Toujours pas l’ombre d’un seul café maure

Lakroub, beaucoup plus connue sous le nom de Grabi, rêve d’une infrastructure socio-culturelle ou à la rigueur d’un local qui puisse accueillir les villageois après des journées chargées, un lieu de rencontre qui fait défaut jusqu’à l’heure. Lakrarib n’est plus ce petit village d’antan, il approcherait, en lui joignant les populations des 11 hameaux qui lui sont rattachés, dit-on, sur ces hauteurs à l’est de Aomar, des 4000 habitants.
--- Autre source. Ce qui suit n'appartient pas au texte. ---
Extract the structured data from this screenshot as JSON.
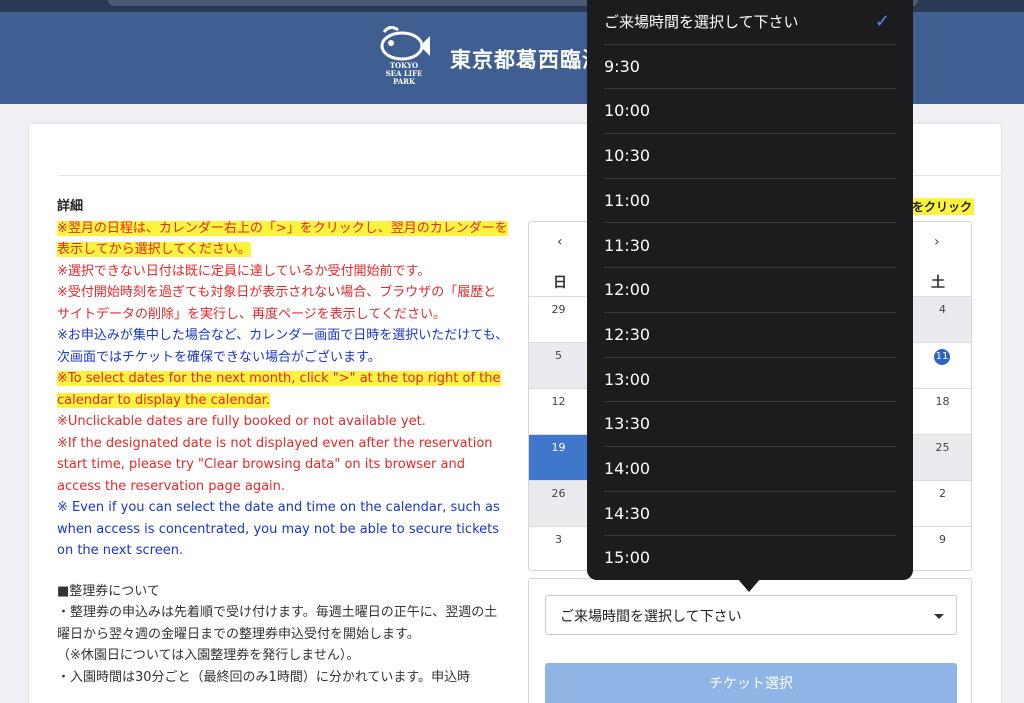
{
  "header": {
    "site_name": "東京都葛西臨海",
    "logo_text_line1": "TOKYO",
    "logo_text_line2": "SEA LIFE",
    "logo_text_line3": "PARK"
  },
  "details": {
    "heading": "詳細",
    "note1": "※翌月の日程は、カレンダー右上の「>」をクリックし、翌月のカレンダーを表示してから選択してください。",
    "note2": "※選択できない日付は既に定員に達しているか受付開始前です。",
    "note3": "※受付開始時刻を過ぎても対象日が表示されない場合、ブラウザの「履歴とサイトデータの削除」を実行し、再度ページを表示してください。",
    "note4": "※お申込みが集中した場合など、カレンダー画面で日時を選択いただけても、次画面ではチケットを確保できない場合がございます。",
    "note5": "※To select dates for the next month, click \">\" at the top right of the calendar to display the calendar.",
    "note6": "※Unclickable dates are fully booked or not available yet.",
    "note7": "※If the designated date is not displayed even after the reservation start time, please try \"Clear browsing data\" on its browser and access the reservation page again.",
    "note8": "※ Even if you can select the date and time on the calendar, such as when access is concentrated, you may not be able to secure tickets on the next screen.",
    "ticket_heading": "■整理券について",
    "ticket1": "・整理券の申込みは先着順で受け付けます。毎週土曜日の正午に、翌週の土曜日から翌々週の金曜日までの整理券申込受付を開始します。",
    "ticket2": "（※休園日については入園整理券を発行しません）。",
    "ticket3": "・入園時間は30分ごと（最終回のみ1時間）に分かれています。申込時"
  },
  "click_hint": "をクリック",
  "calendar": {
    "prev": "‹",
    "next": "›",
    "sun": "日",
    "sat": "土",
    "left_col": [
      "29",
      "5",
      "12",
      "19",
      "26",
      "3"
    ],
    "right_col": [
      "4",
      "11",
      "18",
      "25",
      "2",
      "9"
    ]
  },
  "select": {
    "value": "ご来場時間を選択して下さい"
  },
  "ticket_button": "チケット選択",
  "dropdown": {
    "options": [
      "ご来場時間を選択して下さい",
      "9:30",
      "10:00",
      "10:30",
      "11:00",
      "11:30",
      "12:00",
      "12:30",
      "13:00",
      "13:30",
      "14:00",
      "14:30",
      "15:00"
    ],
    "check": "✓"
  },
  "colors": {
    "header": "#3f5f93",
    "red_note": "#e2292b",
    "blue_note": "#1a35c9",
    "highlight": "#fff43d",
    "selected_day": "#3e77cc",
    "dropdown_bg": "#1c1c1e"
  }
}
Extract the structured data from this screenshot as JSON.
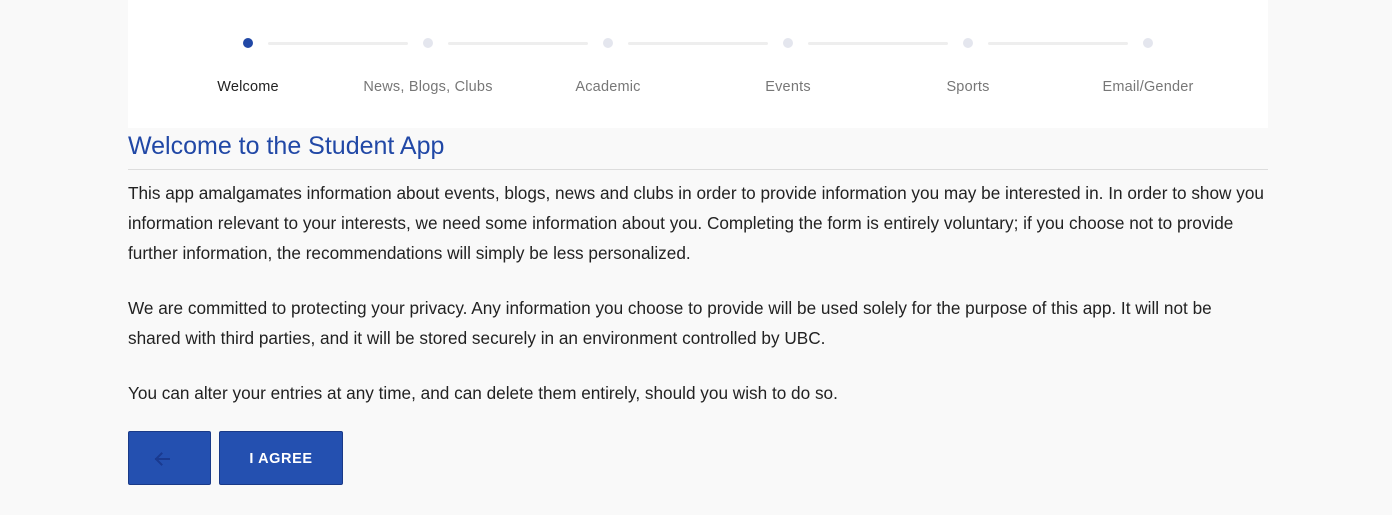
{
  "stepper": {
    "steps": [
      {
        "label": "Welcome",
        "active": true
      },
      {
        "label": "News, Blogs, Clubs",
        "active": false
      },
      {
        "label": "Academic",
        "active": false
      },
      {
        "label": "Events",
        "active": false
      },
      {
        "label": "Sports",
        "active": false
      },
      {
        "label": "Email/Gender",
        "active": false
      }
    ]
  },
  "content": {
    "title": "Welcome to the Student App",
    "paragraphs": [
      "This app amalgamates information about events, blogs, news and clubs in order to provide information you may be interested in. In order to show you information relevant to your interests, we need some information about you. Completing the form is entirely voluntary; if you choose not to provide further information, the recommendations will simply be less personalized.",
      "We are committed to protecting your privacy. Any information you choose to provide will be used solely for the purpose of this app. It will not be shared with third parties, and it will be stored securely in an environment controlled by UBC.",
      "You can alter your entries at any time, and can delete them entirely, should you wish to do so."
    ]
  },
  "actions": {
    "back_icon": "arrow-left-icon",
    "agree_label": "I AGREE"
  },
  "colors": {
    "accent": "#2148a6",
    "button": "#2450b0",
    "inactive_dot": "#e4e6ee",
    "background": "#f9f9f9"
  }
}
Un beau, mais pauvre patelin, voit chaque matin la majeure partie de ses résidants aller vers toutes les directions de Bouira pour gagner leur croûte quotidienne. C’est comme pour reprendre l’image donnée d’un habitant : « Cette agglomération est une véritable fourmilière que ne regagnent ses occupants que tard, au coucher du soleil, tirant sur leur chemin tout ce dont elles ont besoin en ce sens ».

C’est justement au retour d’une longue et pénible journée de travail, qu’on s’ennuie à en mourir à Lakrarib, surtout lorsqu’il pleut ou il fait chaud, des temps défavorables qui les empêchent de joindre l’extérieur du fait de l’inexistence à Lakrarib d’un espace couvert approprié aux rencontres.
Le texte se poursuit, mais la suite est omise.